The Chief Trial Counsel of the State Bar of California has recommended that the Regulation, Admissions and Discipline Oversight Committee (RADO) take no further action on her proposal to expand the use of the “Consumer Alert” badge on the State Bar website member pages, a proposal that has been discussed extensively here (here, here, here.) This might be regarded as a rare victory for discipline defense counsel, who submitted the only public comment on the revised Chief Trial Counsel’s proposal. But more accurately, it represents an acknowledgment that the original proposal was a massive overreach on the part of the discipline prosecutor.
But a curious passage at page 3 of the Chief’s memo, including a footnote, relates to an another issue, noted the defense bar response to the Consumer Alerts proposal, whether there is an increasing trend toward exoneration in State Bar Court.
As of September 2013, the percentage of filed cases that resulted in dismissal this year was 1%. In other words, 99% of the Hearing Department decisions and orders filed this year have resulted in culpability or other favorable findings for OCTC. OCTC notes that this calculation does not take into account the last quarter of 2013, so the percentage may change by year’s end.
To avoid concerns of self-reporting, OCTC asked the State Bar Court to provide data regarding court dismissal of cases.
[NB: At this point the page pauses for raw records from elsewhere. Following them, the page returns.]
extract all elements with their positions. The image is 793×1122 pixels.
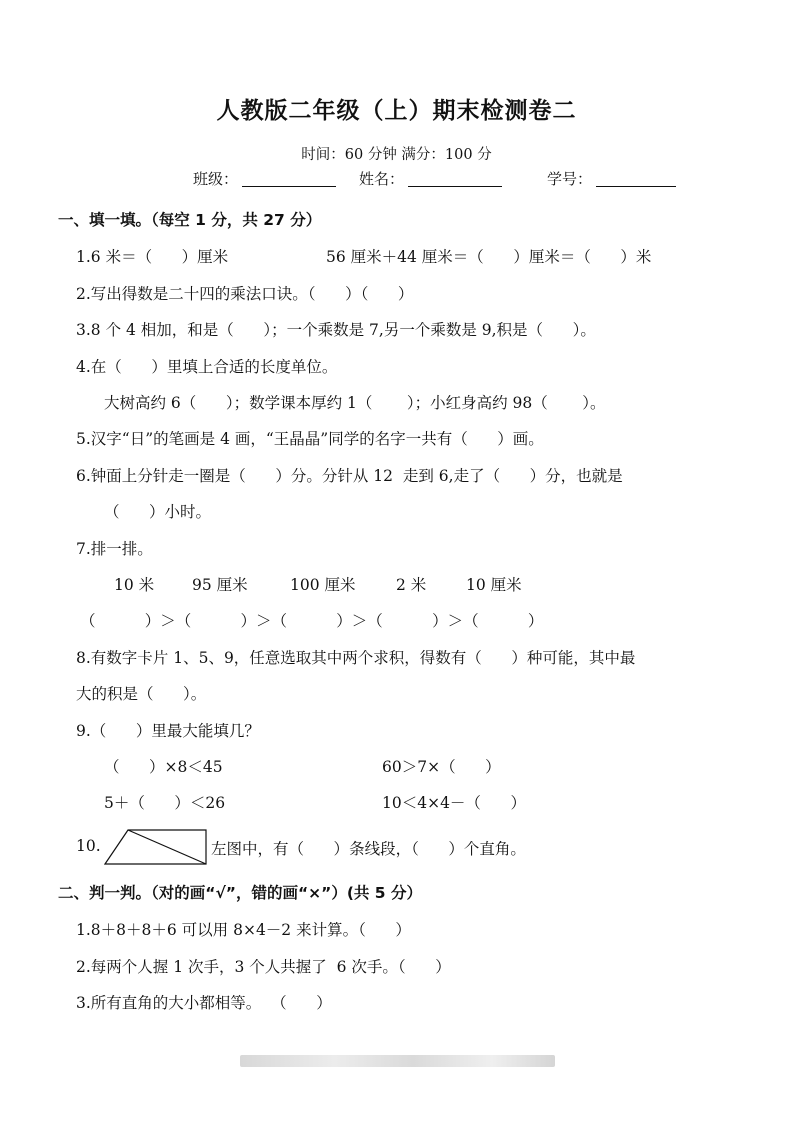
question-6-cont: （ ）小时。 — [104, 503, 212, 521]
trapezoid-diagonal — [128, 830, 206, 864]
q9-b: 60＞7×（ ） — [382, 758, 501, 776]
question-1b: 56 厘米＋44 厘米＝（ ）厘米＝（ ）米 — [326, 248, 652, 266]
judge-question-3: 3.所有直角的大小都相等。 （ ） — [76, 994, 332, 1012]
question-2: 2.写出得数是二十四的乘法口诀。（ ）（ ） — [76, 285, 414, 303]
q9-a: （ ）×8＜45 — [104, 758, 223, 776]
question-10-text: 左图中，有（ ）条线段，（ ）个直角。 — [211, 840, 526, 858]
class-blank[interactable] — [242, 172, 336, 187]
class-label: 班级： — [193, 170, 239, 188]
name-field[interactable] — [359, 168, 502, 189]
judge-question-2: 2.每两个人握 1 次手，3 个人共握了 6 次手。（ ） — [76, 958, 451, 976]
trapezoid-figure — [104, 828, 208, 866]
q7-item: 10 米 — [114, 576, 155, 594]
section-2-heading: 二、判一判。（对的画“√”，错的画“×”）(共 5 分） — [58, 884, 422, 902]
blurred-footer — [240, 1055, 555, 1067]
question-8: 8.有数字卡片 1、5、9，任意选取其中两个求积，得数有（ ）种可能，其中最 — [76, 649, 636, 667]
question-3: 3.8 个 4 相加，和是（ ）；一个乘数是 7,另一个乘数是 9,积是（ ）。 — [76, 321, 596, 339]
name-blank[interactable] — [408, 172, 502, 187]
question-7: 7.排一排。 — [76, 540, 153, 558]
question-8-cont: 大的积是（ ）。 — [76, 685, 207, 703]
question-4: 4.在（ ）里填上合适的长度单位。 — [76, 358, 338, 376]
question-9: 9.（ ）里最大能填几？ — [76, 722, 260, 740]
q7-item: 100 厘米 — [290, 576, 356, 594]
id-blank[interactable] — [596, 172, 676, 187]
name-label: 姓名： — [359, 170, 405, 188]
section-1-heading: 一、填一填。（每空 1 分，共 27 分） — [58, 211, 322, 229]
id-label: 学号： — [547, 170, 593, 188]
q7-order-blanks: （ ）＞（ ）＞（ ）＞（ ）＞（ ） — [80, 612, 544, 630]
judge-question-1: 1.8＋8＋8＋6 可以用 8×4－2 来计算。（ ） — [76, 921, 411, 939]
class-field[interactable] — [193, 168, 336, 189]
question-1a: 1.6 米＝（ ）厘米 — [76, 248, 229, 266]
question-5: 5.汉字“日”的笔画是 4 画，“王晶晶”同学的名字一共有（ ）画。 — [76, 430, 544, 448]
q9-c: 5＋（ ）＜26 — [104, 794, 226, 812]
question-10-number: 10. — [76, 837, 101, 855]
q7-item: 2 米 — [396, 576, 427, 594]
q7-item: 10 厘米 — [466, 576, 522, 594]
q9-d: 10＜4×4－（ ） — [382, 794, 526, 812]
trapezoid-outline — [105, 830, 206, 864]
id-field[interactable] — [547, 168, 676, 189]
page-title: 人教版二年级（上）期末检测卷二 — [216, 98, 577, 124]
question-4-line: 大树高约 6（ ）；数学课本厚约 1（ ）；小红身高约 98（ ）。 — [104, 394, 606, 412]
exam-meta: 时间：60 分钟 满分：100 分 — [301, 147, 492, 163]
q7-item: 95 厘米 — [192, 576, 248, 594]
question-6: 6.钟面上分针走一圈是（ ）分。分针从 12 走到 6,走了（ ）分，也就是 — [76, 467, 623, 485]
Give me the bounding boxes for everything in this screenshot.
According to that data, from January 1 through September 24, 2013, there were eight (8) dismissals out of 821 filed Hearing Department decisions and orders (266 decisions and 555 other dispositions).
99% sounds very impressive until we note that its based not only on Hearing Department decision but 555 other orders, all characterized as “dispositions.” What exactly does that 555 include? It sounds as if it includes decisions on motions, including motions to dismiss. Did these motions entirely dispose of the case or were they just partial dismissals? No further information is supplied. And no information is supplied as to the historical trend.
And why must “concerns with self reporting” be avoided. This cryptic reference suggests that RADO has not been entirely comfortable in the past with the statistical world as painted by the Office of Chief Trial Counsel. While its a given that misleading with statistics is a necessary leadership skill in this modern world, this passage in its entirely suggest that concerns about raw numbers from OCTC are not misplaced. Why play number games to get to 99% unless there is something you want to conceal? This hardly seems consistent with the transparency that is part of the rationale for the Consumer Alerts badge.